Только, как лебедь, она словно не шла, а плыла...
К морю, бывало, мы, юноши, выйдем в вечернюю пору;
Девушки тут же сидят, в тесный сомкнувшись кружок,
Смотрят, как плоские камни плашмя по воде мы кидаем;
Чей сделал больше прыжков, славу тому прокричат...
Крикнут и мне, — я ж и знать не хотел, есть ли Дора меж ними!
Все пропадают теперь, вижу одну лишь ее.
Вижу задумчивый взгляд, из толпы на меня устремленный.
Так и следит он за мной, всюду он ищет меня...
Видел ее я, как месяц и звезды видаем мы ночью, —
Разве приходит на мысль ими когда обладать?
Сад — стена об стену с нашим; бывало, калитка открыта,
Но заглянуть хоть бы раз — в мысль не пришло никогда...
Подле! так близко! Теперь же меж нами широкое море!
Ветру с неделю я жду. В скуке брожу как шальной.
Вдруг прибегает матрос, кличет: «Ветер попутный! скорее!
Тотчас канат отдаем. Вздернем как раз паруса!»
Я собираюсь, бегу. Кое-как с стариками простился...
Даже всплакнуть-то хоть раз — знали, что некогда им!
В руки мне суют припасы. Я на руку плащ, выбегаю;
Дора в калитке стоит, что-то мне хочет сказать.
«Дора, прощай!» — говорю и бегу, чуть кивнул головою.
«Можно тебя попросить, — так ведь сказала она, —
Ты за товарами едешь... цепочку давно мне хотелось...
Будь же так добр, привези, я заплачу по цене».
Спрашивать (нехотя даже!) я начал: какую, что весу?
Самую малую мне цену сказала она...
Я поглядел на нее... Да ужель это Дора?.. та Дора —
Та, что я видел вчера?.. Слеп ли я был до сих пор?
Иль изменилась она?.. То подымет стремительно очи,
То их опустит на грудь... щеки румянцем горят...
Вкруг нее, словно вкруг девственной дщери Олимпа, — сиянье!
Боги!.. А с пристани там громче и громче кричат...
«Вот захвати ты с собой, — встрепенулась она, — апельсинов,
На море негде достать, и не во всякой земле...»
Скрылась в калитку; и я вслед за ней; апельсины срывает:
Пальцы на солнце сквозят... Тени скользят по лицу...
Падает плод за плодом... Я за нею едва поспеваю...
«Будет!» — твержу, но она ищет всё лучших вверху...
«Тотчас уложим в корзину», — корзина в беседке стояла, —
Свод виноградных листов принял под тень свою нас...
Стала плоды она молча в корзину укладывать, в листья...
Ах, я боялся дышать! Сердце ж стучало в груди!

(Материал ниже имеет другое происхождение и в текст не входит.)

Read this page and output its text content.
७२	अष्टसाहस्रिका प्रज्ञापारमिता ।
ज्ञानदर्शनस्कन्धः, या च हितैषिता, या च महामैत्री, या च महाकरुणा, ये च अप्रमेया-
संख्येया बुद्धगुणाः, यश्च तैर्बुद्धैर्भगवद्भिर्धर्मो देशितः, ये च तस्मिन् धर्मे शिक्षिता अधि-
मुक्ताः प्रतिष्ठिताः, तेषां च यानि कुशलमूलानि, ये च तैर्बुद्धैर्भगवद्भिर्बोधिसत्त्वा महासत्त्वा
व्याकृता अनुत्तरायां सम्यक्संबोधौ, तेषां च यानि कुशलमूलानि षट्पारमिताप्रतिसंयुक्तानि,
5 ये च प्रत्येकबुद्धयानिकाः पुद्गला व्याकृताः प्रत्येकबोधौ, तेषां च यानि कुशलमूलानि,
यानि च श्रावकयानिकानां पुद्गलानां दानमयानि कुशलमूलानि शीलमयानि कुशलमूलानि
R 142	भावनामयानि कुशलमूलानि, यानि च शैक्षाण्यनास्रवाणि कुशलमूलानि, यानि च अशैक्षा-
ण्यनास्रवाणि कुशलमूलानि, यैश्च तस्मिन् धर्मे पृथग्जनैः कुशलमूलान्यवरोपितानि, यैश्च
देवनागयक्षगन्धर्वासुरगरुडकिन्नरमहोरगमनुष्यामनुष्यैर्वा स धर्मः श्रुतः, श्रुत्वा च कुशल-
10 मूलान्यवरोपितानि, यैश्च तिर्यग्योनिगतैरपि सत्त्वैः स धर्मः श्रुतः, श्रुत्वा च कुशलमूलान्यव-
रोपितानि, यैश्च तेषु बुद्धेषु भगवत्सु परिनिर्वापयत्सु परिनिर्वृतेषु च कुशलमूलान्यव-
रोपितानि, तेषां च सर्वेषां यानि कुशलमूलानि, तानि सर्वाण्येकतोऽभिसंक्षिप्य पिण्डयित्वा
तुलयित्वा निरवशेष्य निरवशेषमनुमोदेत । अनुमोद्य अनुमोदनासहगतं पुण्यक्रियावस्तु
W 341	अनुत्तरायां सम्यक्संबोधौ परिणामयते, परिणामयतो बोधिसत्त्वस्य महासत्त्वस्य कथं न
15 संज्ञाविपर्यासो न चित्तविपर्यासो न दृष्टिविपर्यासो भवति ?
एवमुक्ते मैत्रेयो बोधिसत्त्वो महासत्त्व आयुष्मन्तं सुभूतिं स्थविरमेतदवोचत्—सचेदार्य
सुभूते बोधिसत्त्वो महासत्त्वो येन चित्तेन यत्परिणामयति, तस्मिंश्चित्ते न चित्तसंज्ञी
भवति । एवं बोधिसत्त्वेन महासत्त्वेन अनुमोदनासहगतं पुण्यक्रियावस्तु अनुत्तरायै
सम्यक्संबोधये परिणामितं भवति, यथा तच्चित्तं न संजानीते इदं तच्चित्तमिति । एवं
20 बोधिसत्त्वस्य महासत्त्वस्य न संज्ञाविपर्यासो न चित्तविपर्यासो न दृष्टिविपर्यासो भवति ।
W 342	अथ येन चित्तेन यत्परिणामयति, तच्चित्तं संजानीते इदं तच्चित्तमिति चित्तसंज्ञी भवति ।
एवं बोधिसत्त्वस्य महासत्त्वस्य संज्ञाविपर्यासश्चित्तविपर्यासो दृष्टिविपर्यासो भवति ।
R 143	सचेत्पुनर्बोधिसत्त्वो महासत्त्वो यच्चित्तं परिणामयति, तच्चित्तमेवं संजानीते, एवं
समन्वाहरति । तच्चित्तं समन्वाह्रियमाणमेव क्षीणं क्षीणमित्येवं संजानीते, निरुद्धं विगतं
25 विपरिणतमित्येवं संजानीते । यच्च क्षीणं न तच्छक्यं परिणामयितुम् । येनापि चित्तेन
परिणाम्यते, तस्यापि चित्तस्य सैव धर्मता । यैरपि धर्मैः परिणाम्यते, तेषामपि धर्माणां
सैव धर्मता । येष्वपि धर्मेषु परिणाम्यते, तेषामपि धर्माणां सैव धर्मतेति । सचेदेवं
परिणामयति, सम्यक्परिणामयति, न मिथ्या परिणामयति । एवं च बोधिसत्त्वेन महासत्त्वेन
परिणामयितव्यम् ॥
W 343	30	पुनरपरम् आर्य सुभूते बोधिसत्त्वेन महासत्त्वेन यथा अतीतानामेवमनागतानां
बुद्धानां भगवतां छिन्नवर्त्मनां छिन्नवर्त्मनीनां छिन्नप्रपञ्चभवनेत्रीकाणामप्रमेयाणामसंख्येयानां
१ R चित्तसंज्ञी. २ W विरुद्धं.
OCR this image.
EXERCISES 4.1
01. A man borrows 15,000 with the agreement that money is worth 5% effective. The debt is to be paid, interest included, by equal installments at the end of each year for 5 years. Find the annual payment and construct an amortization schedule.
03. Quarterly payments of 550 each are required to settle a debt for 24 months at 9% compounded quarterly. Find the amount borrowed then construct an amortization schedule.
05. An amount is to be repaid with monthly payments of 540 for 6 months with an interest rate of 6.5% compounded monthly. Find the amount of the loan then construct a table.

Вот и корзина готова, а я — всё стою неподвижно...
Дора! тут очи и ты вдруг подняла на меня...
Как же тут было? и что мы сказали, что вдруг очутилась
Грудь твоя подле моей?.. Вижу, твоя голова
Тут у меня на плече... по щеке пробирается слезка...
«Дора! ты вечно моя?» — вырвалось вдруг у меня...
«Вечно!» — промолвила ты, и уста наши встретились сами!..
С берега громче кричат. Вижу — в калитку матрос
Кличет и выставил, словно сердитый Тритон, свою рожу...
Боги! вдруг счастье обнять — и потерять в тот же миг!..
Друг против друга стоим мы, и слезы текут у обоих...
Как подбежал тут матрос, побрал пожитки мои,
В зубы корзину с плодами схватил, и меня за одежду,
С бранью, толкая, увел... Как я взошел на корабль...
Всё это точно как сон!.. Помню — берег в глазах вдруг поехал:
Домы, деревья, гора... Тут лишь опомнился я...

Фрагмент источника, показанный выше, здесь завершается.